We were in Normandy for almost a week already. That day we drove to Étretat and spent a few hours there, going up the hill with the church on top and enjoying the view. The sky was overcast but it didn’t rain. We walked around, through tall grasses, peeking at the white cliffs, feeling dizzy whenever we got closer to the edge. Later, we strolled on the beach which was covered with round pebbles. A sign reminded us that everyone who is caught trying to steal stones will be fined. I tried to imagine how the beach would look like without its round marbles. Would there be a beach at all? Could it really be that there are people, vigilantes, who follow tourists around and pay attention if they shove a stone or two in their pockets?
In the afternoon we landed in Le Havre. The clouds disappeared, a generous sun was warming up the afternoon, boats and ferries transited in the distance… Had a feast of baguettes and cheese and tomatoes on the rocky beach, then had a stroll through this rectangular city - most buildings being erected after the old town was destroyed in the war. Up on a hill, there was a strange structure — white and shiny, it looked like a squid’s head. It felt modern, a sort of homage to extraterrestrial life. It turns out, the sugar loaf, as they call it, was built more than a century ago by a widow commemorating the death of her husband “somewhere along the Irish coast” and its position, its shape and color should make it visible from afar and remind others of dangers of the sea travel. A lightless lighthouse of sorts.
Even before we got to Le Havre the warning light signaling an almost empty fuel tank went on and when it was time to leave the city, just before hitting the highway, I pulled over to fill up. It was only a self service pump — there was nobody around and my credit card didn’t seem to want to work. I reckoned I could drive around 20 km more and I took my chances of finding another gas station on the highway. And we did. But it didn’t work either. I was getting sweaty, even if the A/C was turned on and had no other choice but to keep going and keep hoping. Lo and behold, we reached a third gas station but couldn’t get to it because of road works which cut all access to that side of the highway. By that time, the fuel tank light started blinking incessantly. I turned everything off, no A/C, no music, no charging of phones. Each time we went downhill, I put the gear shaft in neutral and let gravity do some of the work. I took the first exit and right off the highway, on a national road, I pulled in front of a restaurant. As I got out I noticed the remains of a house that got destroyed by a fire, burnt wood and broken walls, still surrounded by a “keep out” line. It was getting dark. I hoped I will find somebody to help me. The restaurant was full and seemed to be a good one. A woman folding table napkins asked if she could help me, though she seemed busy and rather eager to dispense of me quickly. I told her I needed gas. She said - “Pont-l’Évêque”. I looked at her unsure of what she meant. “Pont-l’Évêque. It’s the next town. Down that road.” “Is there no other way? Would you have another solution? I have a child in the car and would not want to get stuck in the middle of nowhere!” “Pont-l’Évêque. 5 kilometers.” “But…”. “Good luck, Sir! Pont-l’Évêque!” and she was gone.

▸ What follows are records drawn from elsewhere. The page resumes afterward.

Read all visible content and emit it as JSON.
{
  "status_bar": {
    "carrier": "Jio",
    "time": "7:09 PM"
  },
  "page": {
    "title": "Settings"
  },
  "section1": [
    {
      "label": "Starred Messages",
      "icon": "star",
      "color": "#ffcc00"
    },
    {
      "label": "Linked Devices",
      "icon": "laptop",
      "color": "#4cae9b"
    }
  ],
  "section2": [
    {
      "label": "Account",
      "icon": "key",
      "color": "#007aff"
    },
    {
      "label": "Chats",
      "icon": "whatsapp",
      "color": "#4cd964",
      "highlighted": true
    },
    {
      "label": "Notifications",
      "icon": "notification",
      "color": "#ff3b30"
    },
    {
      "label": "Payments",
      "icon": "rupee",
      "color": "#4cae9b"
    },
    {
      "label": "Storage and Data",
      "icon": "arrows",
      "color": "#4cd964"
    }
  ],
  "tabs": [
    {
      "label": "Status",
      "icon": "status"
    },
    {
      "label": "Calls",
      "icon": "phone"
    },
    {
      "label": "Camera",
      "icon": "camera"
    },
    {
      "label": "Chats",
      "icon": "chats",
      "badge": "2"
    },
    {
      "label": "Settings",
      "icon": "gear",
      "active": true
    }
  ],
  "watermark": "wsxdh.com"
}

Well… Pont-l’Évêque then. Took a deep breath and hoped the car will start. It did. It kept running even if the little orange LED was blinking nervously. Pont-l’Évêque is a nice little town. We got to see it at slow pace because… gravity… No… we made it but sluggishly so… It felt like we were in a fairytale town - old houses, wooden beams, small squares, and almost nobody around. Tried to take as much in as possible, overlooking the skyrocketing adrenaline and the sweat covering my brow. And then, there it was: The Holy Grail, the white/green BP logo! And, as if that were not enough, another car pulled in at the same time, driven by a young French guy, accompanied by a happy Labrador wagging his tail on the back seat.
“Sir”, I called, “would you be so kind and wait until we are done filling up? We might need your help!” And he said yes. And smiled. And I tried my card again and it didn’t work. And he did it with his. And it worked. And I paid him cash and was so excited and happy I drove out the gas station without closing the little door to the fuel tank. The good, young French guy honked to remind me about it. R said he’ll write a story about him, because he’s the nicest guy on earth and lives in Pont-l’Évêque.